We were delighted to welcome Dr Mathelinda Nabugodi to King’s to host this year’s Bowman Lecture.
Dr Nabugodi, pictured here with our Principal, John Attwater, spoke about the critical memoir she is currently working on, entitled ‘The Trembling Hand: Reflections of a Black Woman in the Romantic Archive’.
Sixth Form students, staff, Old Eleans and friends of King’s attended the lecture in the Hayward Theatre on October 13th.
In her lecture, Dr Nabugodi uncovered some of the links between the poetry of freedom and the practices of slavery in the Romantic period, drawing on her current work-in-progress, a critical memoir entitled ‘The Trembling Hand: Reflections of a Black Woman in the Romantic Archive’.
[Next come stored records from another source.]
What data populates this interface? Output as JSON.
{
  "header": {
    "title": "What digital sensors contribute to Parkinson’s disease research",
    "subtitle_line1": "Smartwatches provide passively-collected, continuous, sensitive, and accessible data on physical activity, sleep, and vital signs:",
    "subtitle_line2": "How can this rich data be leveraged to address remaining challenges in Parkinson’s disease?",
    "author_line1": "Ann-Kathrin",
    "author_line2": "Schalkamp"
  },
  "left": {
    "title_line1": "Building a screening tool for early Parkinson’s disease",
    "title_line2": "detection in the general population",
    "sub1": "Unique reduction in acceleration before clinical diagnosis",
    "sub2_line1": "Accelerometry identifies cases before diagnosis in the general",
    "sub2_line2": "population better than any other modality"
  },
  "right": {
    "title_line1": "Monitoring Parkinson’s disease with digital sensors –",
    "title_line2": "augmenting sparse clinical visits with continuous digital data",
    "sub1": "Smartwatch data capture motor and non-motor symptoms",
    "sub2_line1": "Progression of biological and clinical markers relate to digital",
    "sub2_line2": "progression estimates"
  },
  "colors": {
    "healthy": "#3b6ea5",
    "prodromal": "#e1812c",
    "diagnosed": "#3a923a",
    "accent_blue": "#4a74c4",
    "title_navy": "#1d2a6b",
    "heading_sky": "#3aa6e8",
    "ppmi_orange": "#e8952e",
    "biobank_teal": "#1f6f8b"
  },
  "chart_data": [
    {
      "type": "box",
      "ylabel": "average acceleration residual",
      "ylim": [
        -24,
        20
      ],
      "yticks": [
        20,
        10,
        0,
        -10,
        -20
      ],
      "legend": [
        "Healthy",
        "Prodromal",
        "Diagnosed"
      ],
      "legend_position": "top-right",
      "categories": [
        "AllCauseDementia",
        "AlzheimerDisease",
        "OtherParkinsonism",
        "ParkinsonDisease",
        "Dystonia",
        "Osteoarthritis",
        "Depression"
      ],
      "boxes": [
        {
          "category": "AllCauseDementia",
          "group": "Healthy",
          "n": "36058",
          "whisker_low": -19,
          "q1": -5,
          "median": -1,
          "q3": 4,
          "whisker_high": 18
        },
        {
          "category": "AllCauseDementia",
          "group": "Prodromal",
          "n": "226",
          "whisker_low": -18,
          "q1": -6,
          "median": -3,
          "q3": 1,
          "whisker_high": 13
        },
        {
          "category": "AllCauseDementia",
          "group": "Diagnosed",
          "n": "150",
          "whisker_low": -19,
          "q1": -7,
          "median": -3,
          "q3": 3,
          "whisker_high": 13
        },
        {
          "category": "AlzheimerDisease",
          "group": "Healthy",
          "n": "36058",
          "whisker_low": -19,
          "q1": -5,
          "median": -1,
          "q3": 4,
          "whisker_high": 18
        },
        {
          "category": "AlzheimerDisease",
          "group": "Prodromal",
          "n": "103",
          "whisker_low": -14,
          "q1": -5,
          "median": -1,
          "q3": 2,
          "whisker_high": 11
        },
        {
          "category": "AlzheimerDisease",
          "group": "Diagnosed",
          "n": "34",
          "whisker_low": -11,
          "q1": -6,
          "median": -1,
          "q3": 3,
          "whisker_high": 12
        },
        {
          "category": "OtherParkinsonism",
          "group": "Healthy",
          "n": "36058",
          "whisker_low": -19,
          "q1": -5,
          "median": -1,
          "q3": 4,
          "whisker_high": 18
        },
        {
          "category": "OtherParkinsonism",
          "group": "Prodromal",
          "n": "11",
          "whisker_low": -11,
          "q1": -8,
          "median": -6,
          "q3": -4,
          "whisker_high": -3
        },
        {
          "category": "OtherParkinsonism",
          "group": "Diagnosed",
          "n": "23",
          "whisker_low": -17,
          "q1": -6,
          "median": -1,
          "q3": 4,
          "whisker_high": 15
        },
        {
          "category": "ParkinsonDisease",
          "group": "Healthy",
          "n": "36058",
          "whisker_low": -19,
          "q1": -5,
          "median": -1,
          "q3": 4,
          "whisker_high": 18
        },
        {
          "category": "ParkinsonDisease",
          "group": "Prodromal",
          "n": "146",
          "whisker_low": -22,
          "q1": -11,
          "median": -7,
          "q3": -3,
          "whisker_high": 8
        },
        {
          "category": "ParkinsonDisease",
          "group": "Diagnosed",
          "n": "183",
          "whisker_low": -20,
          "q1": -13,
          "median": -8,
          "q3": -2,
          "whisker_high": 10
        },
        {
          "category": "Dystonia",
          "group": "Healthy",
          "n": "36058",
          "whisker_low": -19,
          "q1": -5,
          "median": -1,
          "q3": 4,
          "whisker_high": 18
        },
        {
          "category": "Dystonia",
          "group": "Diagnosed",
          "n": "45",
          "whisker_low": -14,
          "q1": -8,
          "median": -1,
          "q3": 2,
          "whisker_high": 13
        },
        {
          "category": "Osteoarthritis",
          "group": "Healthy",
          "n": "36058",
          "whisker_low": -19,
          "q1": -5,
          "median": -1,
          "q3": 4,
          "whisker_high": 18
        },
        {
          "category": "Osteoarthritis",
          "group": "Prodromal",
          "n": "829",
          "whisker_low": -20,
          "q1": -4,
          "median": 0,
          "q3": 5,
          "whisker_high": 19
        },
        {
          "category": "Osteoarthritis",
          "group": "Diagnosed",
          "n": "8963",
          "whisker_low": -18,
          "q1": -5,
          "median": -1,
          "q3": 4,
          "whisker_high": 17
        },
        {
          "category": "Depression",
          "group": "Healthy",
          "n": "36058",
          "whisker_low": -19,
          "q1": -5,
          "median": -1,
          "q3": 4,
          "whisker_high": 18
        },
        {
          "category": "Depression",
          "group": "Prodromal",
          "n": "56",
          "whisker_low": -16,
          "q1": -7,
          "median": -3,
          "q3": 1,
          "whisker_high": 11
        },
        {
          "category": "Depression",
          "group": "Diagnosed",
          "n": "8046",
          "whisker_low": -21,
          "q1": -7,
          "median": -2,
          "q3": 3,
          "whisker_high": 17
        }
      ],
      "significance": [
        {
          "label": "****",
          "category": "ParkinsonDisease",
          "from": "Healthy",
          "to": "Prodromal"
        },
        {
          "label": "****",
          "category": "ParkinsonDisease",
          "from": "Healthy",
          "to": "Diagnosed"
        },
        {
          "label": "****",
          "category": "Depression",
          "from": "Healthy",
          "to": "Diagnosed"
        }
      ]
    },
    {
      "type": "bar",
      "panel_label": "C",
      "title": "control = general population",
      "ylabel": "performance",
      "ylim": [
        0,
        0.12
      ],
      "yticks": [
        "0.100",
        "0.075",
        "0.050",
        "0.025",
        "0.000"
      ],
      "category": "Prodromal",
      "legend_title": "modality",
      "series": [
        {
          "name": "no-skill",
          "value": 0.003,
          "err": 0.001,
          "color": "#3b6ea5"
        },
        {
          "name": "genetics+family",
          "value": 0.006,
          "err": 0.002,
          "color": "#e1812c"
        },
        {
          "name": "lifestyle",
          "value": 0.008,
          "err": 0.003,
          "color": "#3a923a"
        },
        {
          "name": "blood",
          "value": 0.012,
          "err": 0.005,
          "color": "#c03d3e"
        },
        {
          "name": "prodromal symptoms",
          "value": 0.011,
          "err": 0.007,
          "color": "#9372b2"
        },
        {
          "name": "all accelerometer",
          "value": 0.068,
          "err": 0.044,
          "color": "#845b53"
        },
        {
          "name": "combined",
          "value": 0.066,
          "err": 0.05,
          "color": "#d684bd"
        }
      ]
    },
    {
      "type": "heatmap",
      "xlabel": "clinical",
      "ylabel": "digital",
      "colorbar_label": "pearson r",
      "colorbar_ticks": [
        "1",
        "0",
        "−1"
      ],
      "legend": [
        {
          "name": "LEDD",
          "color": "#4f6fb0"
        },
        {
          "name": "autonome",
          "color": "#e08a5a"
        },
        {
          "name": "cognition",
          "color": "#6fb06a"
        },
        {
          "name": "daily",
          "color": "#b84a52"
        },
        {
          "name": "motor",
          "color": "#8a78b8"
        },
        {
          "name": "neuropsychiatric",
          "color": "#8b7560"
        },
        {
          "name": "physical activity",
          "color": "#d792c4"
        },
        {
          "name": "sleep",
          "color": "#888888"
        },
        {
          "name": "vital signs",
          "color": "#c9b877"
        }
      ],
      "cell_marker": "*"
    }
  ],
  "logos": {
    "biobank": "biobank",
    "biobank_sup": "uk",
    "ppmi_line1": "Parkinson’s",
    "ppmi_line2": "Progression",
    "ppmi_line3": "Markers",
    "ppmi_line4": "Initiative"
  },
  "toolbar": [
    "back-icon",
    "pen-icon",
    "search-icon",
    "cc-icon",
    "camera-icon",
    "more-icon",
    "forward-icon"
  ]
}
‘The Trembling Hand: Reflections of a Black Woman in the Romantic Archive’ explores objects that once belonged to the great Romantic poets: Wordsworth’s teacup, Byron’s carnival mask, Shelley’s yellow kidskin glove and the like. These archival objects reveal how the poets’ lives were embedded in a global economy fuelled by slavery and exploitation. A work-in-progress sample won the 2021 Deborah Rogers Foundation Writer’s Award and the non-fiction book will be published in 2024.
Dr Nabugodi is a Research Associate in the Literary and Artistic Archives at The Fitzwilliam Museum, Cambridge and Postdoctoral Affiliates and Tutor at Jesus College, Cambridge. She was previously a Leverhulme Trust Early Career Fellow in the Faculty of English, Cambridge (2019-22), and before that a Post-Doctoral Research Associate at Newcastle University (2017-19).
Dr Nabugodi was the first person to be awarded a PhD in Creative Critical Writing from UCL for an experimental reading of Percy Bysshe Shelley and Walter Benjamin, which will appear as Shelley with Benjamin: A Critical Mosaic in late 2022. She did her undergraduate degree at the The University of Edinburgh. She has edited Shelley’s translations from Aeschylus, Calderón and Goethe for volumes five and six of The Poems of Shelley and published articles on translation, ekphrasis, creative critical methods, and the racist history of hair.
Dr Nabugodi is also a member of the Advisory Council of the Institute of English Studies at Senate House, University of London.
The Bowman Lecture was launched eight years ago to promote the creative and liberal arts at King’s, and it is generously supported by the Old Eleans’ Club.
James Bowman CBE is a world-renowned counter-tenor, whose career spans opera, oratorio and solo recitals. He was educated at King’s from 1951-60, and was a member of The Choristers of Ely Cathedral Choir, before going on to study at New College, Oxford, where he was a member of New College and Christ Church Choirs.
James spoke of his career as “a wonderfully exciting journey” and remembers his time at King’s fondly, commenting: “I can’t emphasise enough the profound effect this school had on me. The school taught me the real meaning of musical discipline, for which I am eternally grateful.”
Thank you so much for your time Dr Nabugodi, we thoroughly enjoyed your lecture!